Anticipation and Agency in an Analysis of Grave Markers

Calvary Cemetery, St. Michael marker

While examining the aggregate class data from our trip to Calvary Cemetery, I feel that in some ways I found less than expected and yet more than hoped. Not that I knew exactly what I would find during my walk around the cemetery. Differences correlated with gender were of immediate interest to me, though in hindsight I feel that I may have been trying too hard to locate such differences where they might not have occurred or been meaningful. A larger sample per section and consequently a larger overall sample would have provided a better basis for determining if such differences occurred and were indeed significant. Nevertheless, I would not be deterred! I found that a few of the trends I extracted from the data may yet provide insights.

gravestone imagery chart

My first examination concerned the relative consistency of the use of religious imagery on women’s grave markers compared to the use of such imagery on men’s grave markers. Whereas men’s graves tended to feature religious motifs (including crucifixes, religious figures, angels, and bibles) from 1927-1970, women’s graves displayed such images in smaller but more consistently occurring amounts from 1883-2014. My second examination focused on the use of kinship terms as epitaphs; these results revealed a tendency for women’s epitaphs to feature kinship terms more than did men’s epitaphs. And yet, this was not the only point of interest I drew from the data. Despite that women’s graves, like men’s, featured non-kinship and even full-phrased epitaphs, many of these appeared to be religious titles such as “Mother” and “Sister.”

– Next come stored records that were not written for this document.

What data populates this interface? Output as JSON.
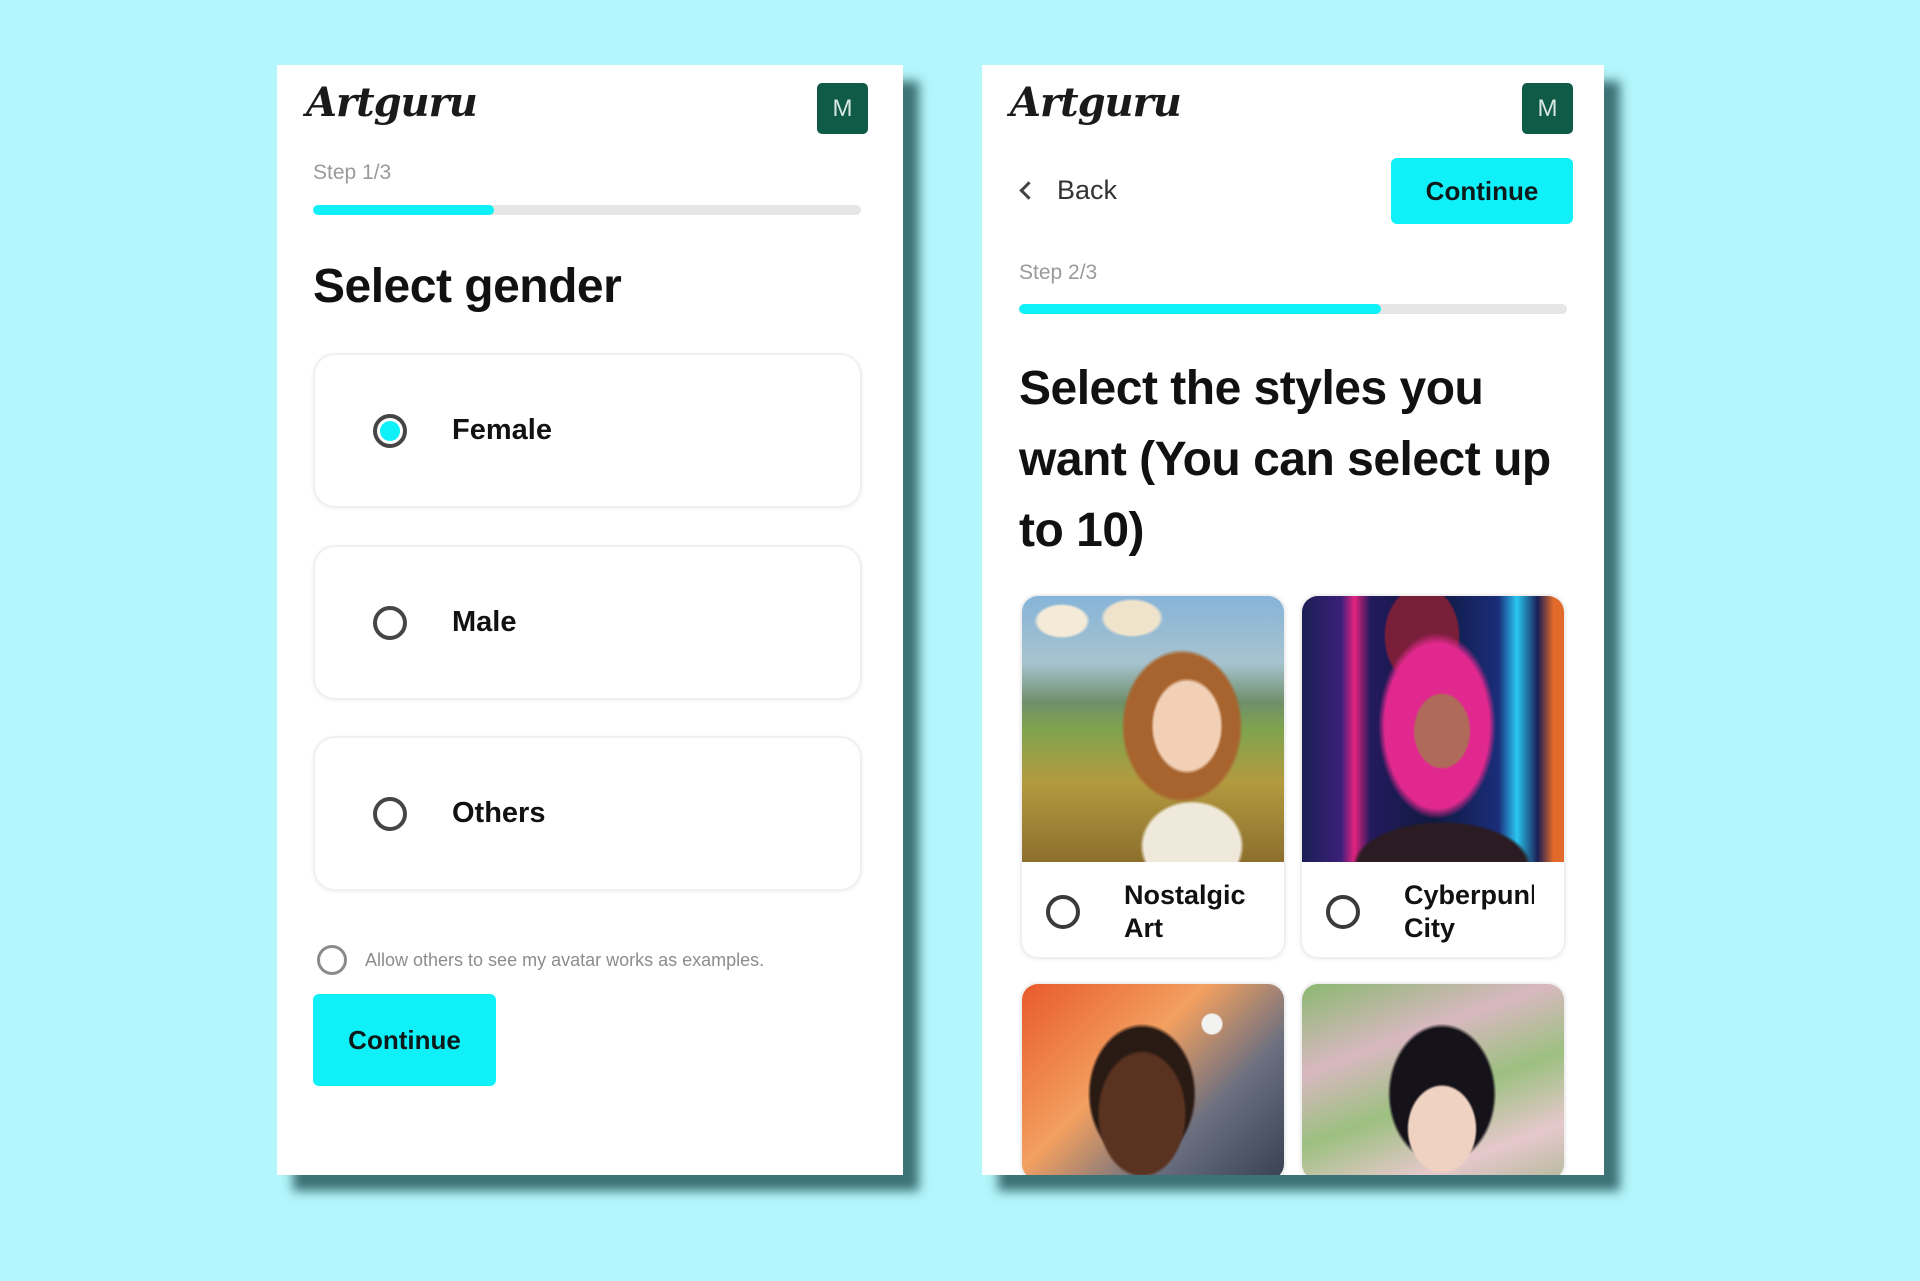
{
  "colors": {
    "background": "#b3f6fb",
    "accent": "#10f0f8",
    "avatar_bg": "#0f5b48"
  },
  "left_screen": {
    "logo": "Artguru",
    "avatar_initial": "M",
    "step_label": "Step 1/3",
    "progress": 0.33,
    "title": "Select gender",
    "options": [
      {
        "label": "Female",
        "selected": true
      },
      {
        "label": "Male",
        "selected": false
      },
      {
        "label": "Others",
        "selected": false
      }
    ],
    "consent": {
      "label": "Allow others to see my avatar works as examples.",
      "checked": false
    },
    "continue_label": "Continue"
  },
  "right_screen": {
    "logo": "Artguru",
    "avatar_initial": "M",
    "back_label": "Back",
    "continue_label": "Continue",
    "step_label": "Step 2/3",
    "progress": 0.66,
    "title": "Select the styles you want (You can select up to 10)",
    "styles": [
      {
        "name": "Nostalgic Art",
        "selected": false,
        "image": "portrait-nostalgic-field"
      },
      {
        "name": "Cyberpunk City",
        "selected": false,
        "image": "portrait-cyberpunk-neon"
      },
      {
        "name": "",
        "selected": false,
        "image": "portrait-sunset-moon"
      },
      {
        "name": "",
        "selected": false,
        "image": "portrait-impressionist-garden"
      }
    ]
  },
  "icons": {
    "back": "chevron-left-icon",
    "radio": "radio-button-icon"
  }
}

Overall, women’s graves tended to demonstrate strong associations with religion and religious institutions. By contrast, men’s graves begin to shift from religious representation to non-religious, sometimes occupational, representations toward the end of the 19th century. This at first stood out to me as a trend indicative of a tendency to highlight women’s religious affiliations at the expense of their other, possibly occupational, attributes.

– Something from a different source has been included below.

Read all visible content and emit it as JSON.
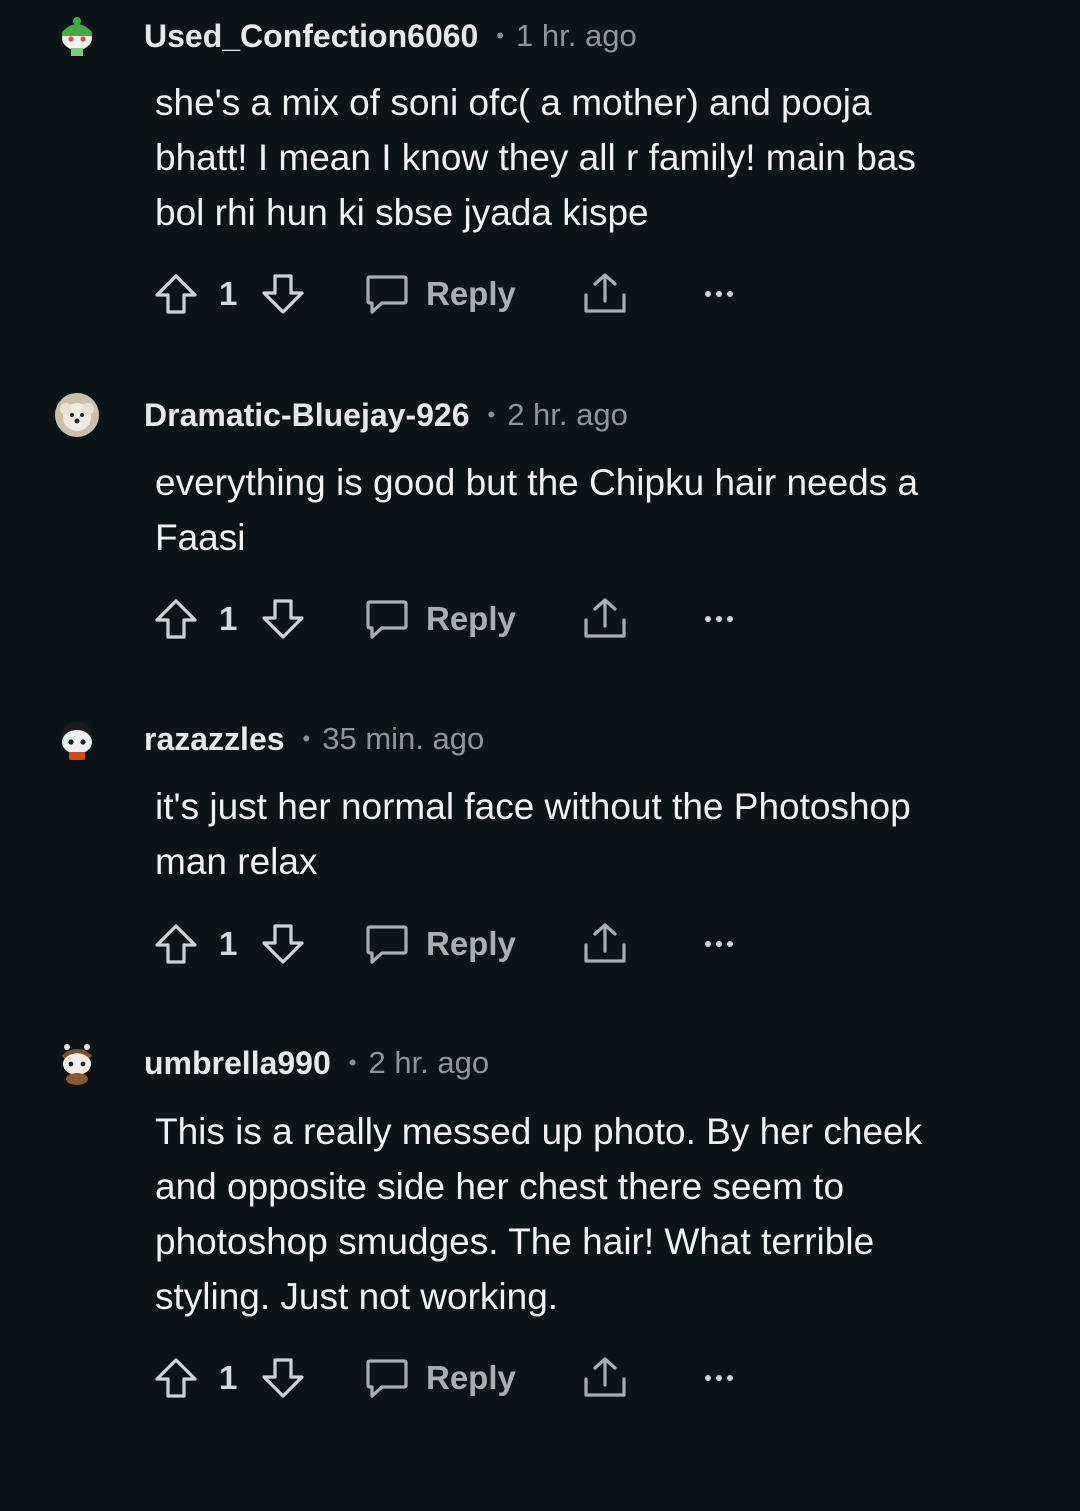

However, as recent class discussions have advised: we cannot ignore the potential for agency. It is likely that those interred in Calvary Cemetery, women included, had a say in how they are presented, and remembered, in death. Thus, it is possible that women themselves chose to represent themselves and their religious affiliations in such a way. That is not to say that such a choice was made outside a larger sociocultural context, but it does speak to the potential for women’s active involvement in their own representation.